Rechtsberatung vom Rechtsanwalt zum Thema Erbrecht
Das Erbrecht umfasst die Gesamtheit der Rechtsnormen, durch die Vermögensrechte und Vermögenspflichten aus Anlass des Todes einer Person auf eine andere Person übergeht.
Die Problemfelder in diesem Bereich sind vielfältig.
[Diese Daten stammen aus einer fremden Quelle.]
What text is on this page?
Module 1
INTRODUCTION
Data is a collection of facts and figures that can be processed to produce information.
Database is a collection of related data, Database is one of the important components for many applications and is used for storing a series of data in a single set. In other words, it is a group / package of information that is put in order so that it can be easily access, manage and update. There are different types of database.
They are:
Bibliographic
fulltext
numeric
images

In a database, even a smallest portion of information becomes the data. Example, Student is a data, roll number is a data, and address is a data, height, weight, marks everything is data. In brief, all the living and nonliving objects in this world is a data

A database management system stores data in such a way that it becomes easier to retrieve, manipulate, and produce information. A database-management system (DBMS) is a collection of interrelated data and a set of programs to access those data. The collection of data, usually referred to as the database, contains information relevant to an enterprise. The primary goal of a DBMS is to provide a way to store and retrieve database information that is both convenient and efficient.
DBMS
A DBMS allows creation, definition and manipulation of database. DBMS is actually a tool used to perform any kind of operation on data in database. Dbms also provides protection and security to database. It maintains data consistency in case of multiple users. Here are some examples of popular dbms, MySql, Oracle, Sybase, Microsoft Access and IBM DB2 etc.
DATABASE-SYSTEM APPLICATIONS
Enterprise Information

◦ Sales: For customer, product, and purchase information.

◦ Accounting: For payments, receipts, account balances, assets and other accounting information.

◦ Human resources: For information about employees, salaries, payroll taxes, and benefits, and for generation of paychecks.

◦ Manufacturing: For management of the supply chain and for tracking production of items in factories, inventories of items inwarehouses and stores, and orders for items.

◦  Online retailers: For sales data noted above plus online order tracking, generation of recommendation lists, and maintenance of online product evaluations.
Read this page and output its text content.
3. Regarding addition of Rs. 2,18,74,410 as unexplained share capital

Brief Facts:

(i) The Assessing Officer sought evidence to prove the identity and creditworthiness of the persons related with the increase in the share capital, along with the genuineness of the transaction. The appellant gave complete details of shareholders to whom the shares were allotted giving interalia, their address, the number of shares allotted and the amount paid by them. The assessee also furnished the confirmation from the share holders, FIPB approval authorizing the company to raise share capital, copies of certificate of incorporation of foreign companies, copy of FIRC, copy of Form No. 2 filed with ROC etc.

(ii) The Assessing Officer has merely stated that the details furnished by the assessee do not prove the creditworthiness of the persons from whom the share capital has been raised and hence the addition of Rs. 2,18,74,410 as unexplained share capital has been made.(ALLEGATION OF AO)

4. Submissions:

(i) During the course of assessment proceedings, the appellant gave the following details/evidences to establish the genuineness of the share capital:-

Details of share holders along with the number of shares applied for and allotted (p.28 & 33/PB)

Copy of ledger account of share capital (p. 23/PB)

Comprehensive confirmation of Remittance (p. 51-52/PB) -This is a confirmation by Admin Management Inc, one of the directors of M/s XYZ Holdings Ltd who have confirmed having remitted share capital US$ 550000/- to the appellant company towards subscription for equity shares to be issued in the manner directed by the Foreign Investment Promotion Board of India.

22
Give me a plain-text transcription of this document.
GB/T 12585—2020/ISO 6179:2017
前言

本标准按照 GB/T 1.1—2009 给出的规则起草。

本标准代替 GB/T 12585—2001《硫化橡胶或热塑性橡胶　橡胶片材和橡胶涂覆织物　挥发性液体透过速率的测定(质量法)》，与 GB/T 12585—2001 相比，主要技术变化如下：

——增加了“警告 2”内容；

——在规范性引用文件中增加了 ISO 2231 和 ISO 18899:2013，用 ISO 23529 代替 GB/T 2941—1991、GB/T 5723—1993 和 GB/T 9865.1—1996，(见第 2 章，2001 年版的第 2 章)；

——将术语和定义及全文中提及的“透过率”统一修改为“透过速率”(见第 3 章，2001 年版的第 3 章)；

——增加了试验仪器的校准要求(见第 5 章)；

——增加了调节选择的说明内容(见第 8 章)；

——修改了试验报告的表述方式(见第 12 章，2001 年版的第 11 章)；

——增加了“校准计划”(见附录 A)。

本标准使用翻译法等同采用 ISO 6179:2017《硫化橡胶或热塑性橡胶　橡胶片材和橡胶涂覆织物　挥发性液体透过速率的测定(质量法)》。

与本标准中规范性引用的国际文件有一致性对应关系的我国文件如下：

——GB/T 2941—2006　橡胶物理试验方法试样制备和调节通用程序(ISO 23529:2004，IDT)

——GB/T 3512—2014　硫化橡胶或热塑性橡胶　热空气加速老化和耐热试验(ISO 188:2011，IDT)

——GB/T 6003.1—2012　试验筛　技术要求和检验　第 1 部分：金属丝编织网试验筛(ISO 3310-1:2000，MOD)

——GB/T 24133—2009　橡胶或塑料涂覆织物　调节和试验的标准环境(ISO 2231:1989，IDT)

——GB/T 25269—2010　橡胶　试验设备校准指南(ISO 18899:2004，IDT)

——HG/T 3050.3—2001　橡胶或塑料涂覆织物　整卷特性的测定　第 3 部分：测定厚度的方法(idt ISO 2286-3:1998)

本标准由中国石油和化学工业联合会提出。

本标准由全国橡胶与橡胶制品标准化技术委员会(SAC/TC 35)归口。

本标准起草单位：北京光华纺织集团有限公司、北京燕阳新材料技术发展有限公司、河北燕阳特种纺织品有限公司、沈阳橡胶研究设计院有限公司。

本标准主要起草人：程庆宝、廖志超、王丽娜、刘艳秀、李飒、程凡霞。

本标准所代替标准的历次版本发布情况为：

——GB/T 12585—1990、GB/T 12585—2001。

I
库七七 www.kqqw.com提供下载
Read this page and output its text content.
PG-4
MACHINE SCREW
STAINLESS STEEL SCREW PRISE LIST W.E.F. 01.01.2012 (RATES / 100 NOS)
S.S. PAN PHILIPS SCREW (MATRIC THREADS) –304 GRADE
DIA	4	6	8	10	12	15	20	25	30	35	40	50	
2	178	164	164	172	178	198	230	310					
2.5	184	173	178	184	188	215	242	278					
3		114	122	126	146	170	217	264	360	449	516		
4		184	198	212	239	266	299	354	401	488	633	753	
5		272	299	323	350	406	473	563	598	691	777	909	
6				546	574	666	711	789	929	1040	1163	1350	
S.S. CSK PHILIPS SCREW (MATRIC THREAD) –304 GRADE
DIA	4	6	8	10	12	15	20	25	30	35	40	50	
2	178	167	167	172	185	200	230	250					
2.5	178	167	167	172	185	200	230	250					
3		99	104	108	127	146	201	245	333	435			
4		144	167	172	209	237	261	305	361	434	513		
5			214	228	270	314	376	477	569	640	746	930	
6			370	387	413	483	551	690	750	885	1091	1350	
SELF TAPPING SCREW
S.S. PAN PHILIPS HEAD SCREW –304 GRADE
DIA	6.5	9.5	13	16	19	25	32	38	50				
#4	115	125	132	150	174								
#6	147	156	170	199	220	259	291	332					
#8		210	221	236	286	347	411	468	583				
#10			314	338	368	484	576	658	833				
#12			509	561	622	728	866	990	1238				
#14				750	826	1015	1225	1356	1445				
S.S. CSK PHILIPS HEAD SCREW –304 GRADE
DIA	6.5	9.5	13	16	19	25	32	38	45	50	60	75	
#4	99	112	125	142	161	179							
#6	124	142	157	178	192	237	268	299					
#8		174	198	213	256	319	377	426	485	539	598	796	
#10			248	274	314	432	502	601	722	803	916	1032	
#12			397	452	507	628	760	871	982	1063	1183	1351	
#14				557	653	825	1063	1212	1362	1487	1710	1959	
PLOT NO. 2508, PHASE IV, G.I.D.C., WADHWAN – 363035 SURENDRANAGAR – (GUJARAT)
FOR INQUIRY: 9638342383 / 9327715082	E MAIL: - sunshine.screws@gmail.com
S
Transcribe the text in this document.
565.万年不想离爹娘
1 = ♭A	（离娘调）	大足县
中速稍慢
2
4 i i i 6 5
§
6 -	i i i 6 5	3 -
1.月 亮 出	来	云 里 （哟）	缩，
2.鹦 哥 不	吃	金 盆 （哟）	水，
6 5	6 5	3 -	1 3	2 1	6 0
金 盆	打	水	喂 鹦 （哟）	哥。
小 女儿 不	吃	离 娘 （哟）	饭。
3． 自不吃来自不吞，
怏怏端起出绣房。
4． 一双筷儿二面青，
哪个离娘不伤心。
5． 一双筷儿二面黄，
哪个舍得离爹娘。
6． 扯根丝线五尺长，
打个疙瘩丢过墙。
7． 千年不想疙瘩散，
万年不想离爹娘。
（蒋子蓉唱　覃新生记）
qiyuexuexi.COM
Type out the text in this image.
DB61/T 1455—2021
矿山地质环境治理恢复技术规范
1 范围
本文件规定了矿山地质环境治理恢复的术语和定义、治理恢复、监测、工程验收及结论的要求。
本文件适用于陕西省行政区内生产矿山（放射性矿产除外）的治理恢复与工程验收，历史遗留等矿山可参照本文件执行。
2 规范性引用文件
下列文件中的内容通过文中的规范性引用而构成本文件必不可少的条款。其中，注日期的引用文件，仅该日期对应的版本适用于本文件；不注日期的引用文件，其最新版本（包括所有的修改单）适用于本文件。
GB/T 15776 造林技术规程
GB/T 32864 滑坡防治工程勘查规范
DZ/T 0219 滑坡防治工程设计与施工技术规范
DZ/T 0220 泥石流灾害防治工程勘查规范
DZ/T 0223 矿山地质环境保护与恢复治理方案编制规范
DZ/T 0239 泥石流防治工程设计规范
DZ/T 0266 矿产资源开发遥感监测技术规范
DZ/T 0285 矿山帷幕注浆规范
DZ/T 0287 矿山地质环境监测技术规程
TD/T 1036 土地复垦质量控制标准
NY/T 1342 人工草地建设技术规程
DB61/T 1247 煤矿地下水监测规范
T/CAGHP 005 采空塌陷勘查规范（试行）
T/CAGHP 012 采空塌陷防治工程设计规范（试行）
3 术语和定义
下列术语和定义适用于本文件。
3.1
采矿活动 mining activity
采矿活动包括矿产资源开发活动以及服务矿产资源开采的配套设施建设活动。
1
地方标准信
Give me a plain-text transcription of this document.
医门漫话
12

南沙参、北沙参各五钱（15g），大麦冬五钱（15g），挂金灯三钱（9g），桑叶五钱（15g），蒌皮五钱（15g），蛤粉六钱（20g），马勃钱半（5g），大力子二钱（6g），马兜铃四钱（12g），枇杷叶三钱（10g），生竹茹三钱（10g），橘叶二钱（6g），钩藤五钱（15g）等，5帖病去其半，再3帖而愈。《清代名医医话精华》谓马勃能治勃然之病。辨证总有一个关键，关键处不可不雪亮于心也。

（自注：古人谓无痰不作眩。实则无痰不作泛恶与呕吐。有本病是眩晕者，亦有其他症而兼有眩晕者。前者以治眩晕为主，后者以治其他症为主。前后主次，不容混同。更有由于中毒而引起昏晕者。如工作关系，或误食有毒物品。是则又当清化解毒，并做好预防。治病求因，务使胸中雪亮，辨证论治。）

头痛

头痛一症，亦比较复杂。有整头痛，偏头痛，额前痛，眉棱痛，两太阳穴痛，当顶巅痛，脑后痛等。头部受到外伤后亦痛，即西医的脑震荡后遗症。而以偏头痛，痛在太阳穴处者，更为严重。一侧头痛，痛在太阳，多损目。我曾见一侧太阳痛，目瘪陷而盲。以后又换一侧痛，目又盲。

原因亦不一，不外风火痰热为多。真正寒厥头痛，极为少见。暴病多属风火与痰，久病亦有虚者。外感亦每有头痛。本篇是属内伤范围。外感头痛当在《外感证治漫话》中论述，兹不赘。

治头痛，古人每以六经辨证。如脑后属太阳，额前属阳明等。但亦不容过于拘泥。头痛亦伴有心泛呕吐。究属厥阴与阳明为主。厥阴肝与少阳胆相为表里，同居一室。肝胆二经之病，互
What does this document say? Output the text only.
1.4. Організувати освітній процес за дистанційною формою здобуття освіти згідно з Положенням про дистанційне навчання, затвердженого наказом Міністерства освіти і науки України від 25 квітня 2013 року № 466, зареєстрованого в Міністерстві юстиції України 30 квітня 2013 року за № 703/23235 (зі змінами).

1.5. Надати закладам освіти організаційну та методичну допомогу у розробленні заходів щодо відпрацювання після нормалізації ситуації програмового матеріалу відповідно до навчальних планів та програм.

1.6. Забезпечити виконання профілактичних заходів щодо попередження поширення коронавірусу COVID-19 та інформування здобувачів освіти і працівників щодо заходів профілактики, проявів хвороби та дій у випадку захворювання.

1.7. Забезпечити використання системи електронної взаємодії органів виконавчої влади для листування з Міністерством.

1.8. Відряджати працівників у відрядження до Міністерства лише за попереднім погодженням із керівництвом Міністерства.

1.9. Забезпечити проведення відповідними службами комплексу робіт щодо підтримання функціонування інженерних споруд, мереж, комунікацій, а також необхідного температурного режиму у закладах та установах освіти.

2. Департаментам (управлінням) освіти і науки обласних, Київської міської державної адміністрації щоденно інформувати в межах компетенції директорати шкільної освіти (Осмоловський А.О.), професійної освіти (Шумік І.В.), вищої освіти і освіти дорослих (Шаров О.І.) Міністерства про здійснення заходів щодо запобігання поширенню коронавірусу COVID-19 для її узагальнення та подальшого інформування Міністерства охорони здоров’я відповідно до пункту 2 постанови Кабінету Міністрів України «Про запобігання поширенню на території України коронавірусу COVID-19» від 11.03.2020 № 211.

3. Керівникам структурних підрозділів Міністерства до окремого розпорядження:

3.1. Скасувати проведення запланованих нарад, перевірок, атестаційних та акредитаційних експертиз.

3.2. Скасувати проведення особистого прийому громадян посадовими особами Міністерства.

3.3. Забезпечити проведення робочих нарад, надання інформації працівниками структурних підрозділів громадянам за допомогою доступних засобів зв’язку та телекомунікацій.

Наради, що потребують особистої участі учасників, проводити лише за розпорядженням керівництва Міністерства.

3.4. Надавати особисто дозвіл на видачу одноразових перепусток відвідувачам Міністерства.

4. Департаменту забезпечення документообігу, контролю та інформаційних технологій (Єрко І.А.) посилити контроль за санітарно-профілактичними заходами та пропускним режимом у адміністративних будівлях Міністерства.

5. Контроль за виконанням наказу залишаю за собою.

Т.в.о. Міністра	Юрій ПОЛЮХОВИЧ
Es gibt Fragen zum Testament, zu den Themen Erbe, Erbeinsetzung, Erbengemeinschaft, Erbenhaftung, Erbfähigkeit, Erbfall, Erbfallschulden, Erbfolge, Erblasser, Erbrecht, Erbschaft, Erbschaftsbesitzer, Erbschaftskauf, Erbschaftsteuer (Schenkungsteuer), Erbschein, Erbteil, Erbunwürdigkeit, Erbvertrag, Erbverzicht, usw.
Dabei handelt es sich gerade beim Erbrecht um ein Gebiet, mit dem der juristische Laie schlecht vertraut ist, bei dem aber Informationsmangel zu teuren Fehlentscheidungen führen kann.
Von den Regelungen des Erbrechts ist jeder betroffen: sei es als Erbe oder zur Regelung des eigenen Nachlasses. Das Erbrecht, das zu den kompliziertesten und umfangreichsten Regelungen des bürgerlichen Gesetzbuches zählt, enthält dazu eine Vielzahl von Begriffen, von denen beispielsweise nur die Begriffe Testament und gesetzliche Erbfolge, Pflichtteil und Vermächtnis, Erbvertrag und Ehegattentestament sowie die Erbschaftssteuer genannt werden sollen.
Erbitterte Erbschaftsstreitigkeiten im Familienkreis sind die Folgen unklarer Erbschaftsregelungen.
Damit Sie sich als juristischer Laie nicht in der Vielzahl der gesetzlichen Regelungen verfangen, stehen Ihnen unsere Rechtsanwälte für eine erste telefonische Beratung oder eine ausführliche schriftliche Stellungnahme über unsere E-mailberatung gerne zur Verfügung. Dabei ist jedes Problem individuell. Viele Fragen zu diesem Thema lassen sich von einem in diesem Fachbereich erfahrenen Rechtsanwalt innerhalb weniger Minuten sofort beraten.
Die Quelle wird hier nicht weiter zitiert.